The best way to defend the Antetokounmpo-Lopez action is to duck Lopez’s screen, and dare Antetokounmpo to shoot. Lopez made that tricky by disguising the timing, angle and location of his picks — widening his stance so Antetokounmpo’s defenders had to take circuitous routes. With Antetokounmpo, one false step and you’re done: He wins the race to the spot underneath the pick.
The Heat finally solved it in crunch time, and look who was among the main characters:
With no good matchup for Lopez — and with Lowry and Martin holding their own on Holiday and Middleton — Erik Spoelstra decided that if Butler was doing everything anyway, he might as well add guarding Lopez (and sometimes Antetokounmpo) to his plate. The Bucks didn’t look to post Lopez against Butler much, and Butler held up on this one critical switch — forcing Antetokounmpo into a spinning hook.

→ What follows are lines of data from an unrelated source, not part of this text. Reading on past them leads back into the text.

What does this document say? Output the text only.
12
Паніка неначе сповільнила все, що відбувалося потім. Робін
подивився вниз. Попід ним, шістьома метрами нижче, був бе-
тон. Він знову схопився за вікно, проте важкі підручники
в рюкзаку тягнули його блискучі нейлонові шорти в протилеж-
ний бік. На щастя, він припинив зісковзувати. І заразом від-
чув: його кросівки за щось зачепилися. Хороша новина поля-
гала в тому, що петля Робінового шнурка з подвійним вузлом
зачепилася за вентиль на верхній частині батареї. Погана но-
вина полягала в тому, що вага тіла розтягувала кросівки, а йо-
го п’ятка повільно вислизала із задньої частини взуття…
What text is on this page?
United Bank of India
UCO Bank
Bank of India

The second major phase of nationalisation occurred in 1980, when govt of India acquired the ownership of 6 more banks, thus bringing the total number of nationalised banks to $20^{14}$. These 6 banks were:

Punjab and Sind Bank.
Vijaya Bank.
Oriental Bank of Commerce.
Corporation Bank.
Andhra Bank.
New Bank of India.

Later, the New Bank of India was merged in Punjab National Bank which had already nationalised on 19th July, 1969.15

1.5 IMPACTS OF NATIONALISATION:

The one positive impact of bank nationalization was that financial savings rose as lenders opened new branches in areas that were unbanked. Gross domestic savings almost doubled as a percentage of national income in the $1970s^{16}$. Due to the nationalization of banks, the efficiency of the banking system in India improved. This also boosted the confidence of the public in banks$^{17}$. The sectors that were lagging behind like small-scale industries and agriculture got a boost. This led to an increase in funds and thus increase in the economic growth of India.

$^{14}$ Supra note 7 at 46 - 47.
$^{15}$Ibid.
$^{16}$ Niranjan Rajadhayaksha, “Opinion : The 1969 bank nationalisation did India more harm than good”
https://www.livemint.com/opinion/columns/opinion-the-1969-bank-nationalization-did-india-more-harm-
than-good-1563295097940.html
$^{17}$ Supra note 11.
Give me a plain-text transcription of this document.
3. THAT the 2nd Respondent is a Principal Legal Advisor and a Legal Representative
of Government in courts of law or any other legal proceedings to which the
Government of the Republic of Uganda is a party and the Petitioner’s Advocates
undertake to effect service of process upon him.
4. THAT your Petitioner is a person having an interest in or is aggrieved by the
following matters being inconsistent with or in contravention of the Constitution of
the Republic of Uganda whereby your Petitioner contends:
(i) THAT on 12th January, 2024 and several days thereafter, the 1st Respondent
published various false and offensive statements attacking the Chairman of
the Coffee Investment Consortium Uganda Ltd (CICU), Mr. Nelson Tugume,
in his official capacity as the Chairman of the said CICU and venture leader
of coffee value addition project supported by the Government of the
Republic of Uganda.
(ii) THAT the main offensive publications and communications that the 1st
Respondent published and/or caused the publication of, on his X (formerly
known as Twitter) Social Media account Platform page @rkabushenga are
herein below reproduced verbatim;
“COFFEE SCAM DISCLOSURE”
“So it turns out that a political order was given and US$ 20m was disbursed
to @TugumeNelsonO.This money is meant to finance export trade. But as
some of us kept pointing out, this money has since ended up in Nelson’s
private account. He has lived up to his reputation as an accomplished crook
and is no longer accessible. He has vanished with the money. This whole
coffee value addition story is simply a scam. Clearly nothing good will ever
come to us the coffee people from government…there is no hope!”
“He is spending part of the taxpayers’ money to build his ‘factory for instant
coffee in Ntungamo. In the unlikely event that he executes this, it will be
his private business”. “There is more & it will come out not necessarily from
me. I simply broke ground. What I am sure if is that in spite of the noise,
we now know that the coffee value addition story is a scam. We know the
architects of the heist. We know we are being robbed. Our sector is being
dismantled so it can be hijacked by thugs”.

Going smaller and simplifying matchups also limited the cross-matches that fueled Milwaukee’s transition game. Early on, the Bucks had Antetokounmpo on Love. The Heat, of course, want no part of Love guarding Antetokounmpo. Antetokounmpo marauded in the ensuing chaos, rampaging to the rim as the Heat frantically criss-crossed in search of their ideal assignments.
Mortality on the team level can come fast. Lopez is 35. Holiday is almost 33 but showing no signs of decline. (I voted him second-team All-NBA; he has a player option for 2024-25.) Middleton is 31 with a $40.4 million player option for 2023-24. Every up-and-down game probably makes it more likely he opts in, though nothing on that front is clear.
The Bucks have very little young talent in the pipeline. MarJon Beauchamp showed promise, but we’ll see. To some degree, this is life as a contender: You get older and capped out, trade picks for talent and draft at the back of the first round when you draft at all. The Bucks turned limited resources into Lopez, Portis, Connaughton and Allen. That’s great work.
They are also paying the price for getting almost nothing out of the draft since the masterstroke of selecting Antetokounmpo No. 15 10 years ago. Their only two productive picks from that stretch now play for other teams: Malcolm Brogdon in Boston and Donte DiVincenzo for the Golden State Warriors.
It’s too early for obituaries. Even if they lose this series, the Bucks can run this core back one more year and feel good about it. This series is very much up for grabs. Perhaps the Bucks were out of sorts in Antetokounmpo’s first game back.
Either way, the urgency for Milwaukee has never been higher.